Monday, May 14, 2012

With Rivera Hurt, Who's Baseball's Best Closer?

Not only has Mariano Rivera been the best closer of his generation, he has been the best reliever baseball has ever seen. While Trevor Hoffman and Billy Wagner rivaled him for years, they were never quite at Mo's level. John Smoltz and Eric Gagne had a few pretty good years as well, but didn't last as long. Rivera and his cut fastball has dominated baseball over the last 18 years. Unfortunately, he tore his ACL and doctors found blood clots in his legs last week. Rivera may never pitch again. Its a bad turn of events for Rivera, but he's a first ballot Hall of Famer for sure and will join relievers Hoyt Wilhelm, Rollie Fingers, Dennis Eckersley, Bruce Sutter, and Goose Gossage in the Hall someday.

For his career, Rivera is 76-58 with a record 608 saves, 2.21 lifetime ERA, and a 0.99 career WHIP. In the postseason he's been more dominant. Rivera is 8-1 with 42 saves, 0.70 ERA, and 0.76 WHIP in postseason play. Rivera was as important to the Yankees winning 5 World Series championships as anybody else on those teams. Earlier in his career, his cutter would break many bats and is still a very hard pitch to hit.

The Giants Brian Wilson is also out for the year, as is the Royals Joakim Soria and the Reds Ryan Madson. The Tigers Jose Valverde has been lights out the last few years, but is off to a slow start. Joe Nathan isn't quite the pitcher he used to be with the Twins, but is closing games for the Rangers now. Jon Axford of the Brewers had a huge year last year, but is off to a rough beginning this year. The Indians Chris Perez leads the AL in saves, but his ERA is currently almost at 4.00. The Mariners Brandon League and the Pirates Joel Hanrahan have been solid the last year plus, and it took both awhile to blossom into solid relievers.
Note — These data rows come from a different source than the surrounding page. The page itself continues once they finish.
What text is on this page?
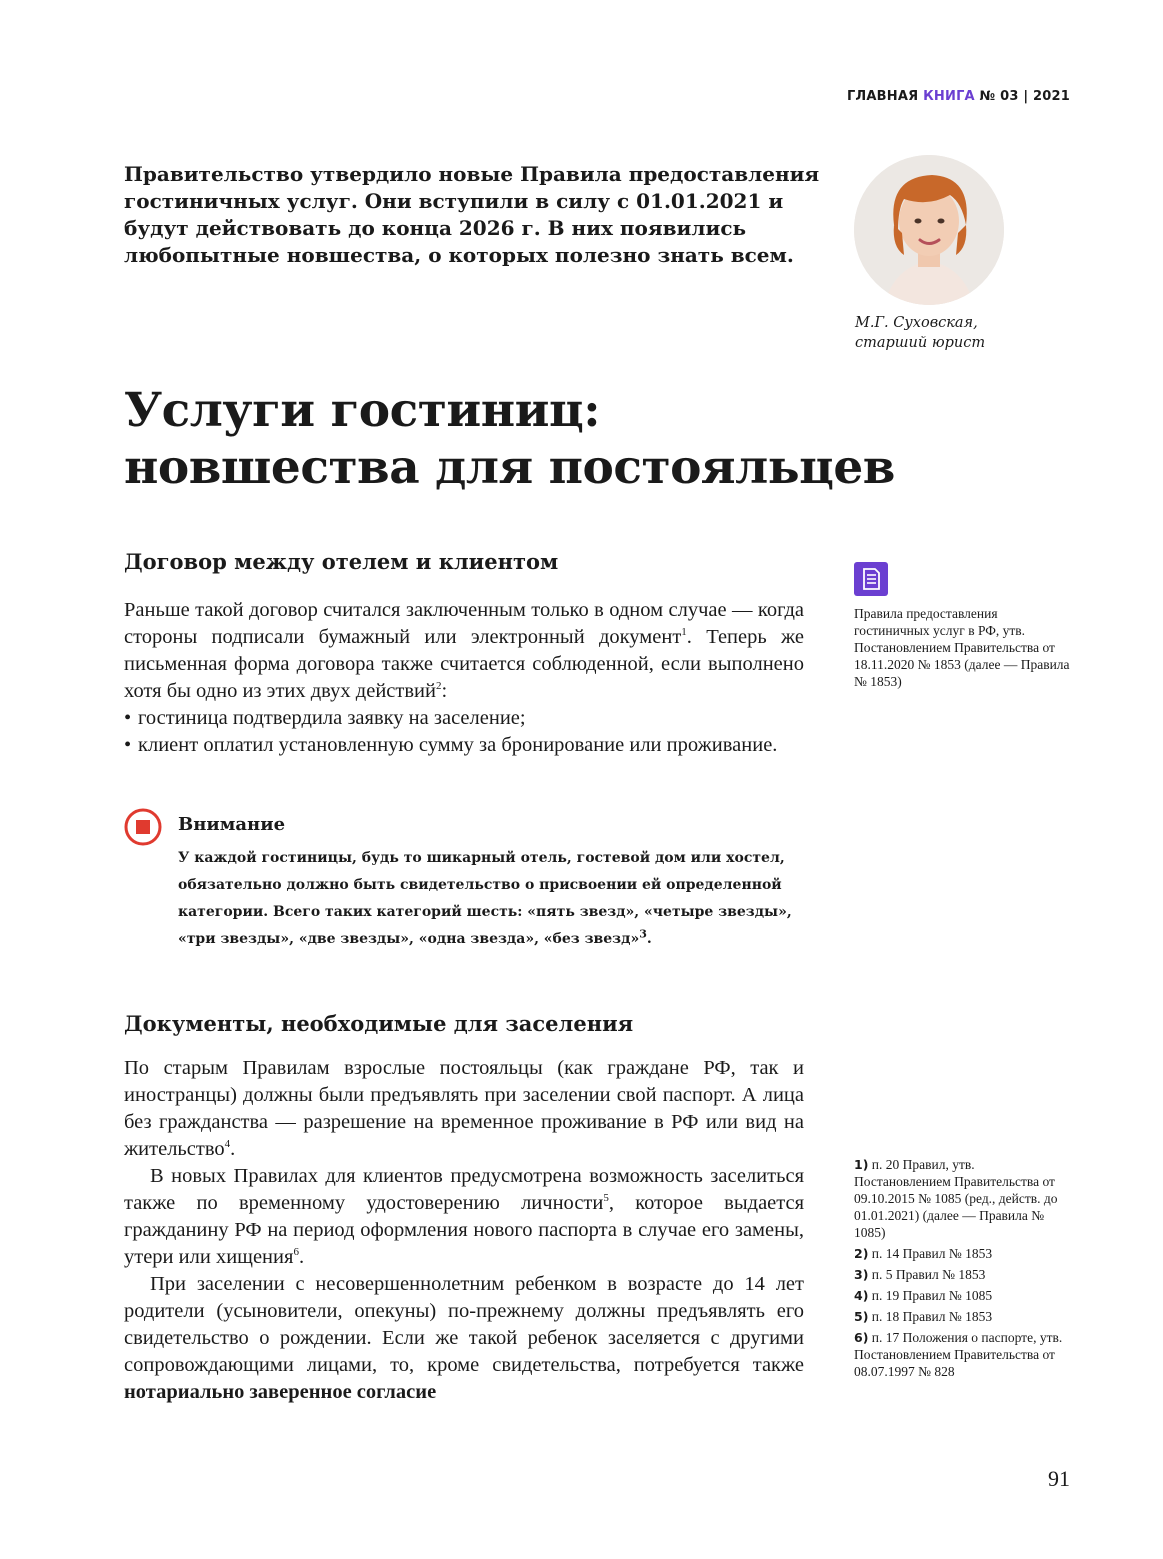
ГЛАВНАЯ КНИГА № 03 | 2021
Правительство утвердило новые Правила предоставления гостиничных услуг. Они вступили в силу с 01.01.2021 и будут действовать до конца 2026 г. В них появились любопытные новшества, о которых полезно знать всем.
М.Г. Суховская,
старший юрист
Услуги гостиниц:
новшества для постояльцев
Договор между отелем и клиентом

Раньше такой договор считался заключенным только в одном случае — когда стороны подписали бумажный или электронный документ$^1$. Теперь же письменная форма договора также считается соблюденной, если выполнено хотя бы одно из этих двух действий$^2$:

• гостиница подтвердила заявку на заселение;
• клиент оплатил установленную сумму за бронирование или проживание.
Правила предоставления гостиничных услуг в РФ, утв. Постановлением Правительства от 18.11.2020 № 1853 (далее — Правила № 1853)
Внимание
У каждой гостиницы, будь то шикарный отель, гостевой дом или хостел, обязательно должно быть свидетельство о присвоении ей определенной категории. Всего таких категорий шесть: «пять звезд», «четыре звезды», «три звезды», «две звезды», «одна звезда», «без звезд»$^3$.
Документы, необходимые для заселения

По старым Правилам взрослые постояльцы (как граждане РФ, так и иностранцы) должны были предъявлять при заселении свой паспорт. А лица без гражданства — разрешение на временное проживание в РФ или вид на жительство$^4$.

В новых Правилах для клиентов предусмотрена возможность заселиться также по временному удостоверению личности$^5$, которое выдается гражданину РФ на период оформления нового паспорта в случае его замены, утери или хищения$^6$.

При заселении с несовершеннолетним ребенком в возрасте до 14 лет родители (усыновители, опекуны) по-прежнему должны предъявлять его свидетельство о рождении. Если же такой ребенок заселяется с другими сопровождающими лицами, то, кроме свидетельства, потребуется также нотариально заверенное согласие

1) п. 20 Правил, утв. Постановлением Правительства от 09.10.2015 № 1085 (ред., действ. до 01.01.2021) (далее — Правила № 1085)
2) п. 14 Правил № 1853
3) п. 5 Правил № 1853
4) п. 19 Правил № 1085
5) п. 18 Правил № 1853
6) п. 17 Положения о паспорте, утв. Постановлением Правительства от 08.07.1997 № 828
91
The Orioles Jim Johnson is off to the best start of any closer this year, but is in his first season in the role.

Right now, there are three relievers who could make the case for being the best in a watered down field of closers. Jason Motte became the Cardinals closer down the stretch last year, and played a big role in the championship run. Motte was shaky in his rookie year in 2009, but has developed secondary pitches since then. Since 2010, Motte has been lights out and is off to a good start this year. Motte also averages 9.1 strikeouts per nine innings for his career. However, Motte only has 18 saves during his career, and five more in the postseason. Its hard to proclaim him best closer already, but he's moving up the list and is likely to make his first All Star team this year.

Jonathon Papelbon left the Red Sox after last season's collapse and signed a deal with the Phillies in the offseason. Paps was dominant between 2006 and 2009, making 4 All Star teams and was the closer of the 2007 championship team. He had a off year in 2010 and was up and down in 2011. This season, he's been pretty sharp. Papelbon has one of the better career resumes after Rivera, saving 229 games with 2.33 ERA and a 1.01 WHIP for his career.

Finally, Craig Kimbrel of the Braves has to be considered one of the best in baseball right now. Since debuting in late 2010, Kimbrel has saved 58 games with a 1.87 ERA and a 1.11 WHIP. He did fade late in the year last year for the Braves, but their whole team did. Kimbrel was named NL Rookie of the Year in 2011 after leading the league with 46 saves. Kimbrel's teammate lefty Jonny Venters is just as dominant, posting a 1.91 ERA since his debut in 2010. I'm not sure who is the best closer currently, but the Braves do have the best back end of the bullpen in the game right now with Kimbrel and Venters.